IMAJ | volume 27
Journal 3, March 2025
pages: 147-152
1 Department of Pediatrics, Sanz Medical Center–Laniado Hospital, Netanya, Israel
2 Department of Diagnostic Radiology, Sanz Medical Center–Laniado Hospital, Netanya, Israel
3 Department of Neonatology, Sanz Medical Center–Laniado Hospital, Netanya, Israel
4 Adelson School of Medicine, Ariel University, Ariel, Israel
Summary
Background:
Chest radiograph is a standard procedure for diagnosis of pneumonia; however, interpretation shows considerable variability among observers.
Objectives:
To assess the extent of agreement between pediatric residents and board-certified radiologists in interpretation of chest radiography for detection of pneumonia. To evaluate the impact of resident experience, patient age, and signs of infection on this phenomenon.
Methods
: The cohort included 935 patients with suspected pneumonia admitted to the pediatric emergency department at a non-tertiary medical center in Israel 2019–2021. All patients had chest radiographs interpreted by a resident and a radiologist. Interobserver agreement was assessed using Κ and prevalence-adjusted bias-adjusted κ (PABAK) with 95% confidence intervals (95%CI).
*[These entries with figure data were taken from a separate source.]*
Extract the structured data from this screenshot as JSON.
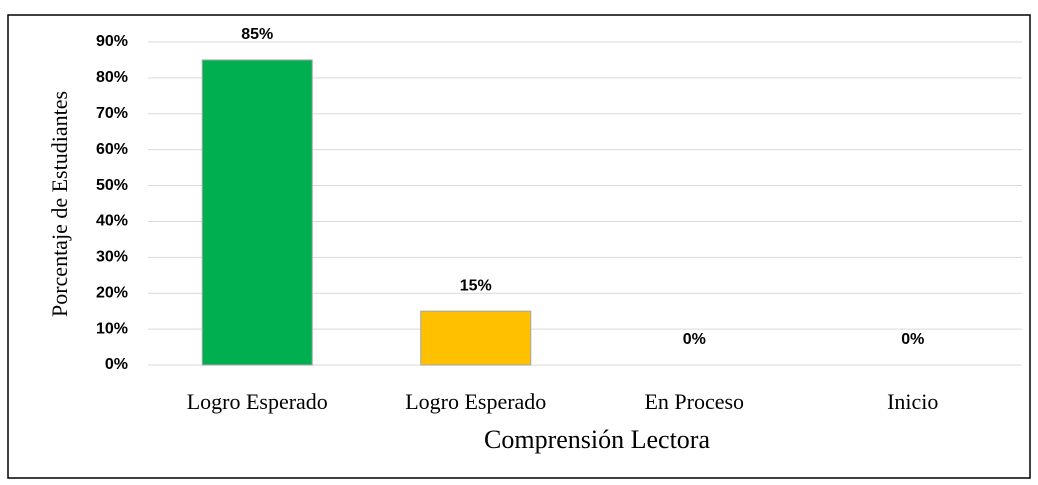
{
  "chart_data": {
    "type": "bar",
    "categories": [
      "Logro Esperado",
      "Logro Esperado",
      "En Proceso",
      "Inicio"
    ],
    "values": [
      85,
      15,
      0,
      0
    ],
    "value_labels": [
      "85%",
      "15%",
      "0%",
      "0%"
    ],
    "colors": [
      "#00b050",
      "#ffc000",
      "#a5a5a5",
      "#4472c4"
    ],
    "x_label": "Comprensión Lectora",
    "y_label": "Porcentaje de Estudiantes",
    "ylim": [
      0,
      90
    ],
    "yticks": [
      {
        "value": 0,
        "label": "0%"
      },
      {
        "value": 10,
        "label": "10%"
      },
      {
        "value": 20,
        "label": "20%"
      },
      {
        "value": 30,
        "label": "30%"
      },
      {
        "value": 40,
        "label": "40%"
      },
      {
        "value": 50,
        "label": "50%"
      },
      {
        "value": 60,
        "label": "60%"
      },
      {
        "value": 70,
        "label": "70%"
      },
      {
        "value": 80,
        "label": "80%"
      },
      {
        "value": 90,
        "label": "90%"
      }
    ],
    "grid": true
  }
}
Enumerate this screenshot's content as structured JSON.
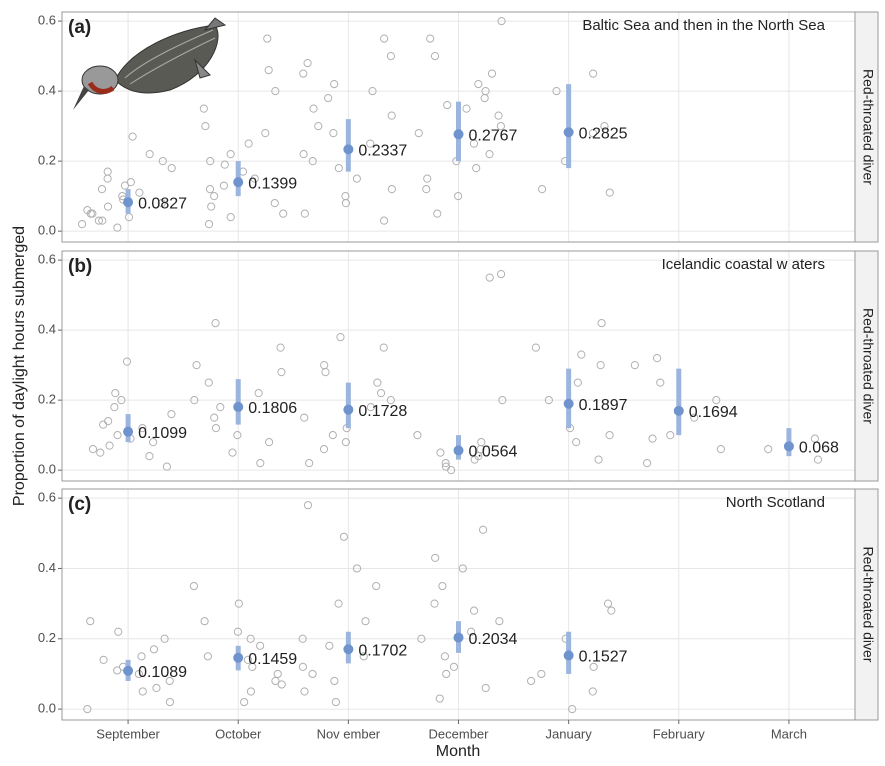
{
  "y_axis_label": "Proportion of daylight hours submerged",
  "x_axis": {
    "label": "Month",
    "categories": [
      "September",
      "October",
      "Nov ember",
      "December",
      "January",
      "February",
      "March"
    ]
  },
  "chart_data": [
    {
      "type": "scatter",
      "label": "(a)",
      "title": "Baltic Sea and then in the North Sea",
      "strip": "Red-throated diver",
      "color": "#6f93cc",
      "ylim": [
        -0.031,
        0.626
      ],
      "yticks": [
        {
          "value": 0,
          "label": "0.0"
        },
        0.2,
        0.4,
        0.6
      ],
      "grid": true,
      "values": [
        0.0827,
        0.1399,
        0.2337,
        0.2767,
        0.2825,
        null,
        null
      ],
      "lower": [
        0.05,
        0.1,
        0.17,
        0.2,
        0.18,
        null,
        null
      ],
      "upper": [
        0.12,
        0.2,
        0.32,
        0.37,
        0.42,
        null,
        null
      ],
      "points": [
        [
          0.02,
          0.03,
          0.05,
          0.07,
          0.1,
          0.12,
          0.15,
          0.17,
          0.2,
          0.22,
          0.04,
          0.08,
          0.13,
          0.18,
          0.06,
          0.01,
          0.11,
          0.09,
          0.14,
          0.27,
          0.03,
          0.05
        ],
        [
          0.02,
          0.05,
          0.08,
          0.1,
          0.13,
          0.17,
          0.2,
          0.25,
          0.3,
          0.35,
          0.4,
          0.55,
          0.07,
          0.22,
          0.28,
          0.15,
          0.04,
          0.19,
          0.46,
          0.12
        ],
        [
          0.05,
          0.1,
          0.15,
          0.2,
          0.25,
          0.3,
          0.35,
          0.38,
          0.42,
          0.45,
          0.5,
          0.55,
          0.08,
          0.18,
          0.28,
          0.33,
          0.12,
          0.22,
          0.4,
          0.03,
          0.48
        ],
        [
          0.05,
          0.1,
          0.15,
          0.2,
          0.25,
          0.3,
          0.35,
          0.38,
          0.4,
          0.45,
          0.5,
          0.55,
          0.6,
          0.22,
          0.28,
          0.33,
          0.42,
          0.18,
          0.12,
          0.36
        ],
        [
          0.12,
          0.2,
          0.3,
          0.4,
          0.45,
          0.11,
          0.28
        ],
        null,
        null
      ]
    },
    {
      "type": "scatter",
      "label": "(b)",
      "title": "Icelandic coastal w aters",
      "strip": "Red-throated diver",
      "color": "#6f93cc",
      "ylim": [
        -0.031,
        0.626
      ],
      "yticks": [
        {
          "value": 0,
          "label": "0.0"
        },
        0.2,
        0.4,
        0.6
      ],
      "grid": true,
      "values": [
        0.1099,
        0.1806,
        0.1728,
        0.0564,
        0.1897,
        0.1694,
        0.068
      ],
      "lower": [
        0.08,
        0.13,
        0.12,
        0.03,
        0.12,
        0.1,
        0.04
      ],
      "upper": [
        0.16,
        0.26,
        0.25,
        0.1,
        0.29,
        0.29,
        0.12
      ],
      "points": [
        [
          0.01,
          0.04,
          0.06,
          0.08,
          0.1,
          0.12,
          0.14,
          0.16,
          0.2,
          0.22,
          0.31,
          0.09,
          0.05,
          0.13,
          0.18,
          0.07
        ],
        [
          0.02,
          0.05,
          0.1,
          0.15,
          0.2,
          0.25,
          0.3,
          0.35,
          0.42,
          0.12,
          0.18,
          0.22,
          0.08,
          0.28
        ],
        [
          0.02,
          0.06,
          0.1,
          0.15,
          0.2,
          0.25,
          0.3,
          0.35,
          0.38,
          0.12,
          0.18,
          0.22,
          0.08,
          0.28
        ],
        [
          0.0,
          0.01,
          0.02,
          0.04,
          0.06,
          0.08,
          0.1,
          0.2,
          0.55,
          0.56,
          0.03,
          0.05
        ],
        [
          0.03,
          0.1,
          0.2,
          0.25,
          0.33,
          0.35,
          0.42,
          0.12,
          0.3,
          0.08
        ],
        [
          0.02,
          0.06,
          0.1,
          0.15,
          0.2,
          0.25,
          0.3,
          0.32,
          0.09
        ],
        [
          0.03,
          0.06,
          0.09
        ]
      ]
    },
    {
      "type": "scatter",
      "label": "(c)",
      "title": "North Scotland",
      "strip": "Red-throated diver",
      "color": "#6f93cc",
      "ylim": [
        -0.031,
        0.626
      ],
      "yticks": [
        {
          "value": 0,
          "label": "0.0"
        },
        0.2,
        0.4,
        0.6
      ],
      "grid": true,
      "values": [
        0.1089,
        0.1459,
        0.1702,
        0.2034,
        0.1527,
        null,
        null
      ],
      "lower": [
        0.08,
        0.11,
        0.13,
        0.16,
        0.1,
        null,
        null
      ],
      "upper": [
        0.14,
        0.18,
        0.22,
        0.25,
        0.22,
        null,
        null
      ],
      "points": [
        [
          0.0,
          0.02,
          0.05,
          0.08,
          0.1,
          0.12,
          0.14,
          0.17,
          0.2,
          0.22,
          0.25,
          0.06,
          0.11,
          0.15
        ],
        [
          0.02,
          0.05,
          0.08,
          0.12,
          0.15,
          0.18,
          0.2,
          0.25,
          0.3,
          0.35,
          0.1,
          0.22,
          0.07,
          0.14
        ],
        [
          0.02,
          0.05,
          0.08,
          0.12,
          0.15,
          0.2,
          0.25,
          0.3,
          0.35,
          0.4,
          0.49,
          0.58,
          0.1,
          0.18
        ],
        [
          0.03,
          0.06,
          0.1,
          0.15,
          0.2,
          0.25,
          0.3,
          0.35,
          0.4,
          0.43,
          0.51,
          0.12,
          0.22,
          0.28
        ],
        [
          0.0,
          0.05,
          0.08,
          0.1,
          0.12,
          0.2,
          0.28,
          0.3
        ],
        null,
        null
      ]
    }
  ]
}
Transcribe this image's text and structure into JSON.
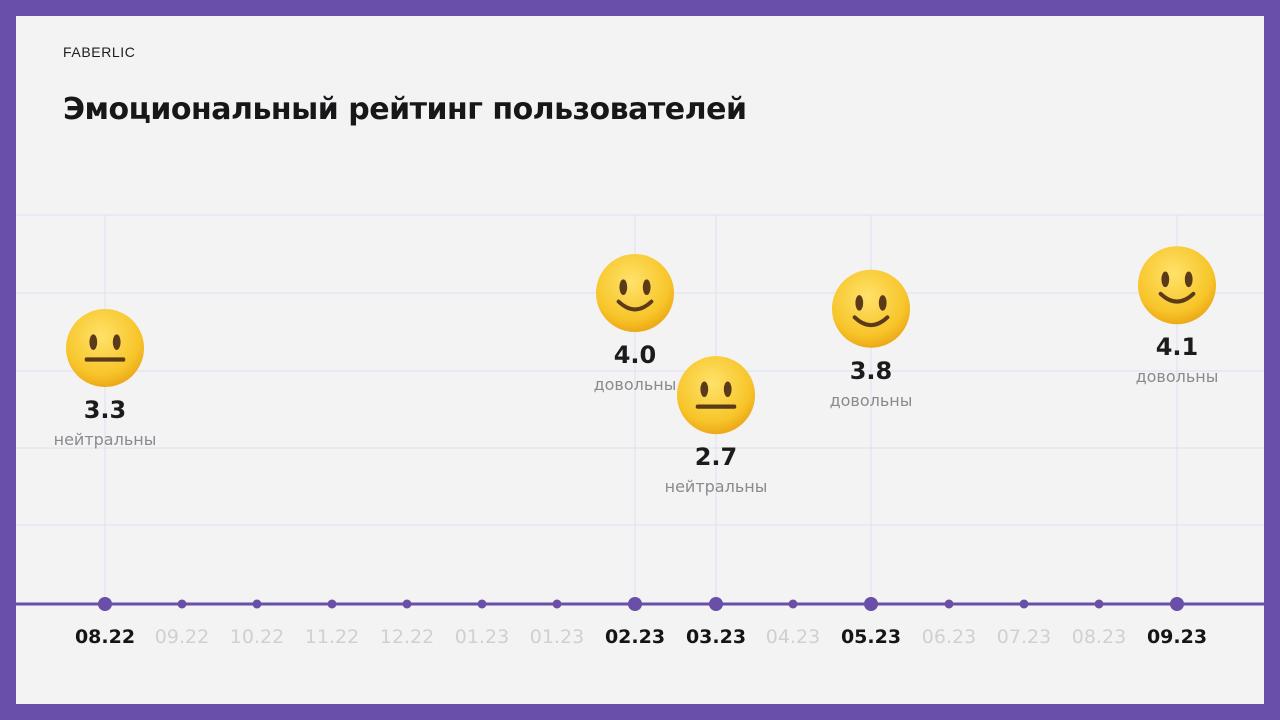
{
  "brand": "FABERLIC",
  "title": "Эмоциональный рейтинг пользователей",
  "colors": {
    "frame": "#6a4fa8",
    "background": "#f3f3f3",
    "axis": "#6a4fa8",
    "grid": "#e2def0",
    "tick_active": "#151518",
    "tick_inactive": "#d0d0d2",
    "emoji_face": "#f7c52a"
  },
  "chart_data": {
    "type": "scatter",
    "title": "Эмоциональный рейтинг пользователей",
    "xlabel": "",
    "ylabel": "",
    "grid": true,
    "x": [
      "08.22",
      "09.22",
      "10.22",
      "11.22",
      "12.22",
      "01.23",
      "01.23",
      "02.23",
      "03.23",
      "04.23",
      "05.23",
      "06.23",
      "07.23",
      "08.23",
      "09.23"
    ],
    "highlighted": [
      "08.22",
      "02.23",
      "03.23",
      "05.23",
      "09.23"
    ],
    "ratings": [
      3.3,
      null,
      null,
      null,
      null,
      null,
      null,
      4.0,
      2.7,
      null,
      3.8,
      null,
      null,
      null,
      4.1
    ],
    "value_labels": [
      "3.3",
      "",
      "",
      "",
      "",
      "",
      "",
      "4.0",
      "2.7",
      "",
      "3.8",
      "",
      "",
      "",
      "4.1"
    ],
    "sentiments": [
      "нейтральны",
      "",
      "",
      "",
      "",
      "",
      "",
      "довольны",
      "нейтральны",
      "",
      "довольны",
      "",
      "",
      "",
      "довольны"
    ],
    "emoji": [
      "neutral-face-icon",
      "",
      "",
      "",
      "",
      "",
      "",
      "slightly-smiling-face-icon",
      "neutral-face-icon",
      "",
      "slightly-smiling-face-icon",
      "",
      "",
      "",
      "slightly-smiling-face-icon"
    ]
  }
}
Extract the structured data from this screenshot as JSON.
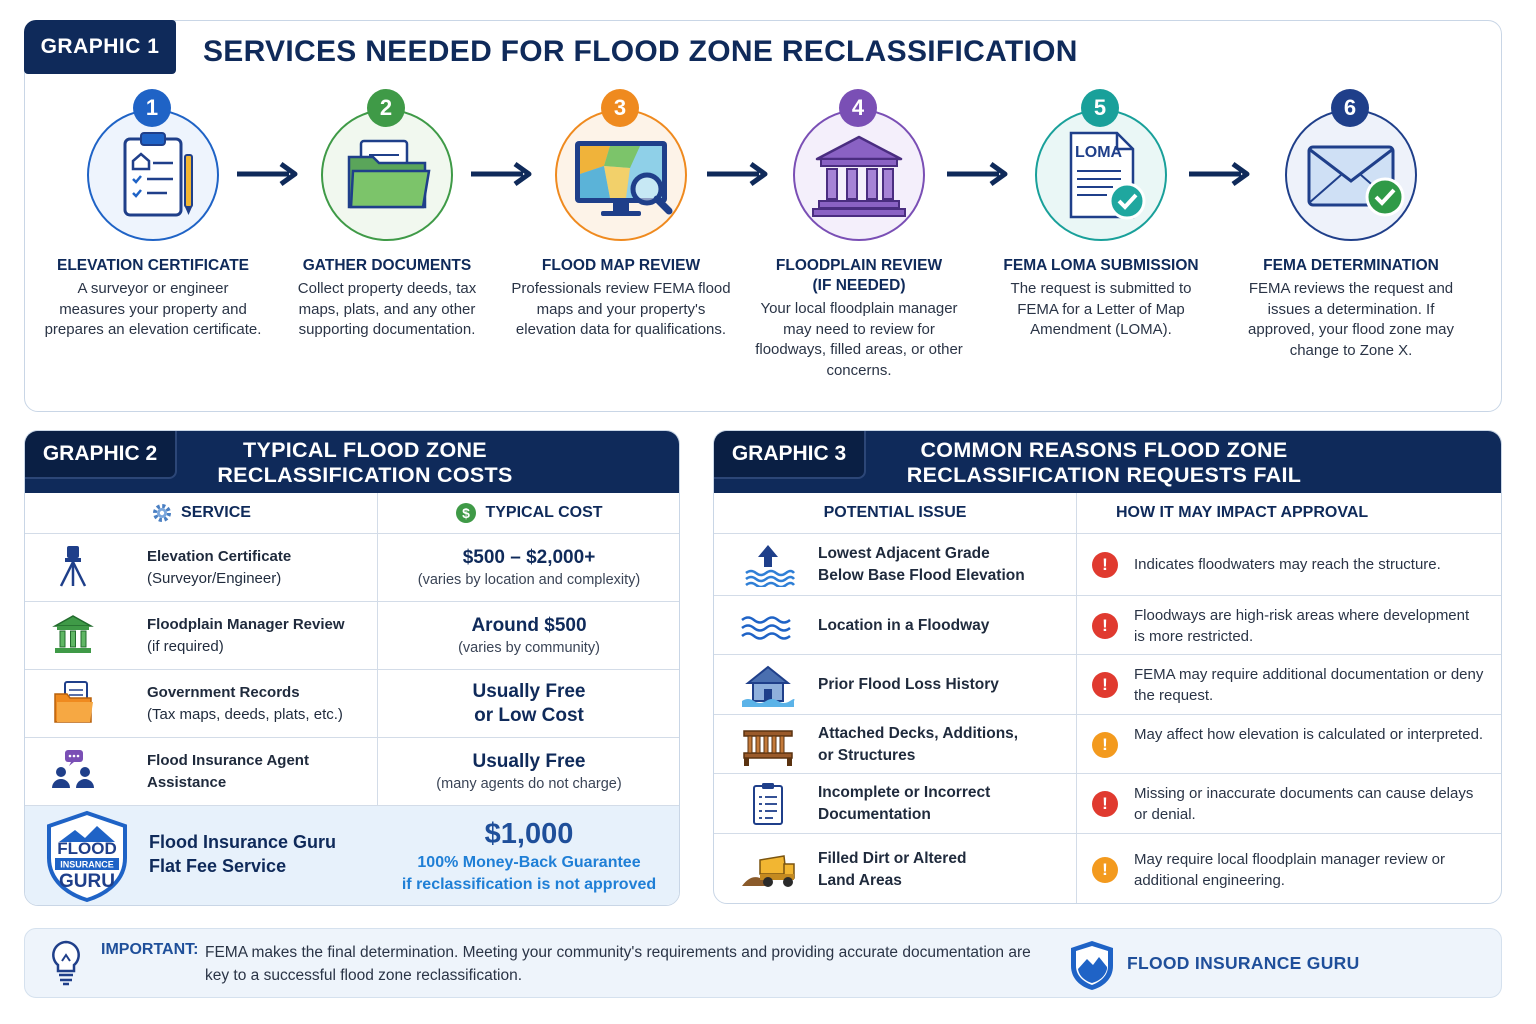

Results were stratified by resident experience (junior or senior), patient age (≤ 3 vs. > 3 years), white blood cells (≤ 15,000 vs. > 15,000 cells/ml), C-reactive protein (≤ 5 vs. > 5.0 mg/dl), and temperature (< 38.0°C vs. ≥ 38.0°C).
Results:
Moderate agreement between pediatric residents and radiologists was demonstrated for diagnosis of pneumonia (κ= 0.45). After adjustment for disease prevalence, the extent of agreement increased to near-substantial (PABAK= 0.59, 95% confidence interval 0.54–0.64). The extent of agreement was higher for children over 3 years of age and in patients without clinical or biochemical features of pneumonia, especially when diagnosis of pneumonia was ruled out.
Conclusions:
A second reading of chest radiographs by an experienced radiologist should be considered, particularly for patients younger than 3 years of age and in those with signs of infection and an initial diagnosis of pneumonia.